The test is how you face your difficulties—you can suffer less if you prepare for such situations. Up to 1959, I had contact with men who were contractors for the theatre; then their wheel of fortune changed, when some of the producers left Broadway shows and went into movies, followed by the price of theatre tickets going up from six dollars to twelve and fifteen. Production was too expensive, and they had less shows; new contractors came in, who brought in their chosen personnel.

So time went by. This is 1975; I became a regular member of the World’s Greatest Jazz Band in 1973, although previously I had worked in Vic Dickenson’s place whenever he wanted to take leave. The last band that I was a permanent member of was Basie’s in December, 1939. This is the survival of an individual with a trombone. Yes, I’ve been virtually a freelance all of that time.

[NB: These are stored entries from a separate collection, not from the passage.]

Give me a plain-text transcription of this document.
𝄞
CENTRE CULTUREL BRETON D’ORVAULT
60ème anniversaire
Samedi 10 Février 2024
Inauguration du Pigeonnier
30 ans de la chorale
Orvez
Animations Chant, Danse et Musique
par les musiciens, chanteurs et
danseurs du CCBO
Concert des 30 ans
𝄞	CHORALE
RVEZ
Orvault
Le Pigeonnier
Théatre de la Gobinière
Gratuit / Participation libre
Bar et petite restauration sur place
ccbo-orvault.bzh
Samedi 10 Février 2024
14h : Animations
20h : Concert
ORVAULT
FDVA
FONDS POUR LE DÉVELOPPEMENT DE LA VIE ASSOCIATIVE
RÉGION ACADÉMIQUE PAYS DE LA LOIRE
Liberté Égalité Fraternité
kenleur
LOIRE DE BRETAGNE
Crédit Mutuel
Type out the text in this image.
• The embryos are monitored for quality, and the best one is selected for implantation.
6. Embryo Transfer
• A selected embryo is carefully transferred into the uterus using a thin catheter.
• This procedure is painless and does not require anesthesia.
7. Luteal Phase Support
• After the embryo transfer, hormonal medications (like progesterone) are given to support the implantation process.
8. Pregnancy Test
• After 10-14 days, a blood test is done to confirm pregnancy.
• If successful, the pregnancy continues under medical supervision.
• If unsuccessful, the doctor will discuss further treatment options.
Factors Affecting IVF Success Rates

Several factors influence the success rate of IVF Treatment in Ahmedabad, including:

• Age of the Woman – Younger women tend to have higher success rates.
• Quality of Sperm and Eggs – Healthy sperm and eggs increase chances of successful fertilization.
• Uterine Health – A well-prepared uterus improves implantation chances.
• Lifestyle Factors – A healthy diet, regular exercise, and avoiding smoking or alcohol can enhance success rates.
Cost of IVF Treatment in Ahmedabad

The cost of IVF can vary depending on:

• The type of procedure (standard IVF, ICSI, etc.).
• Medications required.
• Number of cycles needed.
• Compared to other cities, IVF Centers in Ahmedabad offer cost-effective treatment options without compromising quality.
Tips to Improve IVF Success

You work a show for a year or so—you’re out of circulation as far as the market for employment outside goes. The show has folded, or gone out of town on the road, you’re out of a job; a fellow says: “Do you know a trombone player?” and the next one says: “Morton he’s in the pit”, without even thinking about the fact that that show has closed. It takes you about six months to really get word around that you’re free—because you’ve been written off.

So many times, I was a slave to the telephone. You don’t go out in the street in case your phone is ringing for you and you’re not there. So I played my horn, and listened to my telephone. I’m telling it like it is, and it’s not always a pretty picture.

I’m happy now to be with an outfit that’s sure of itself; we make it here and in the States. But I don’t want to mislead anybody younger than I, who may have ambitions. I just want to tell him, when he’s making a buck, to take care of his own personal business; then, during any period that it isn’t coming in, he can present a strong appearance to the world.